Online Low Rank Matrix Completion

We study the problem of {\em online} low-rank matrix completion with $\mathsf{M}$ users, $\mathsf{N}$ items and $\mathsf{T}$ rounds. In each round, the algorithm recommends one item per user, for which it gets a (noisy) reward sampled from a low-rank user-item preference matrix. The goal is to design a method with sub-linear regret (in $\mathsf{T}$) and nearly optimal dependence on $\mathsf{M}$ and $\mathsf{N}$. The problem can be easily mapped to the standard multi-armed bandit problem where each item is an {\em independent} arm, but that leads to poor regret as the correlation between arms and users is not exploited. On the other hand, exploiting the low-rank structure of reward matrix is challenging due to non-convexity of the low-rank manifold. We first demonstrate that the low-rank structure can be exploited using a simple explore-then-commit (ETC) approach that ensures a regret of $O(\mathsf{polylog} (\mathsf{M}+\mathsf{N}) \mathsf{T}^{2/3})$. That is, roughly only $\mathsf{polylog} (\mathsf{M}+\mathsf{N})$ item recommendations are required per user to get a non-trivial solution. We then improve our result for the rank-$1$ setting which in itself is quite challenging and encapsulates some of the key issues. Here, we propose \textsc{OCTAL} (Online Collaborative filTering using iterAtive user cLustering) that guarantees nearly optimal regret of $O(\mathsf{polylog} (\mathsf{M}+\mathsf{N}) \mathsf{T}^{1/2})$. OCTAL is based on a novel technique of clustering users that allows iterative elimination of items and leads to a nearly optimal minimax rate.

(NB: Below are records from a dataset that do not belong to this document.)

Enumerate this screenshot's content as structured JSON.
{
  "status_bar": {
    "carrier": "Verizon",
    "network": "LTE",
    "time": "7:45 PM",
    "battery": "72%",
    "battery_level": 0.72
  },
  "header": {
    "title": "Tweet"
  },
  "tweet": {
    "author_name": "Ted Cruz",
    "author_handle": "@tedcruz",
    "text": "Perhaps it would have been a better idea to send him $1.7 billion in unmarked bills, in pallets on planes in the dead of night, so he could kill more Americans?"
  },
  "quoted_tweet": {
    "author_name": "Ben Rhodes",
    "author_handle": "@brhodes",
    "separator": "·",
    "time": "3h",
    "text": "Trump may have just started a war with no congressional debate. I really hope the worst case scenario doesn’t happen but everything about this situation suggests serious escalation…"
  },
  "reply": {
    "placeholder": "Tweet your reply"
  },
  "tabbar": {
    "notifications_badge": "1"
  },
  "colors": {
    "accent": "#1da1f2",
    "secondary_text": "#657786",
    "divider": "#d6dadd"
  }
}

翻译：我们研究了在线低秩矩阵补全问题，涉及$\mathsf{M}$个用户、$\mathsf{N}$个项目和$\mathsf{T}$轮交互。在每一轮中，算法为每个用户推荐一个项目，并从中获得一个（含噪声的）奖励，该奖励由低秩的用户-项目偏好矩阵采样得到。目标是设计一种方法，使其遗憾（关于$\mathsf{T}$）呈次线性，并在$\mathsf{M}$和$\mathsf{N}$上具有近乎最优的依赖关系。该问题可轻松映射到标准多臂老虎机问题，其中每个项目是一个独立臂，但这种方式会因未利用臂与用户之间的相关性而导致较高的遗憾。另一方面，利用奖励矩阵的低秩结构具有挑战性，因为低秩流形是非凸的。我们首先证明，可以通过简单的"先探索后提交"（ETC）方法来利用低秩结构，该方法保证遗憾为$O(\mathsf{polylog} (\mathsf{M}+\mathsf{N}) \mathsf{T}^{2/3})$。也就是说，每个用户只需约$\mathsf{polylog} (\mathsf{M}+\mathsf{N})$次项目推荐即可获得非平凡解。随后，我们针对秩为$1$的情况改进了结果——这本身极具挑战性，并包含了问题的关键难点。在此情况下，我们提出了OCTAL（基于迭代用户聚类的在线协同过滤），它保证了近乎最优的遗憾$O(\mathsf{polylog} (\mathsf{M}+\mathsf{N}) \mathsf{T}^{1/2})$。OCTAL基于一种新颖的用户聚类技术，能够迭代消除项目，并达到近乎最优的极小化极大速率。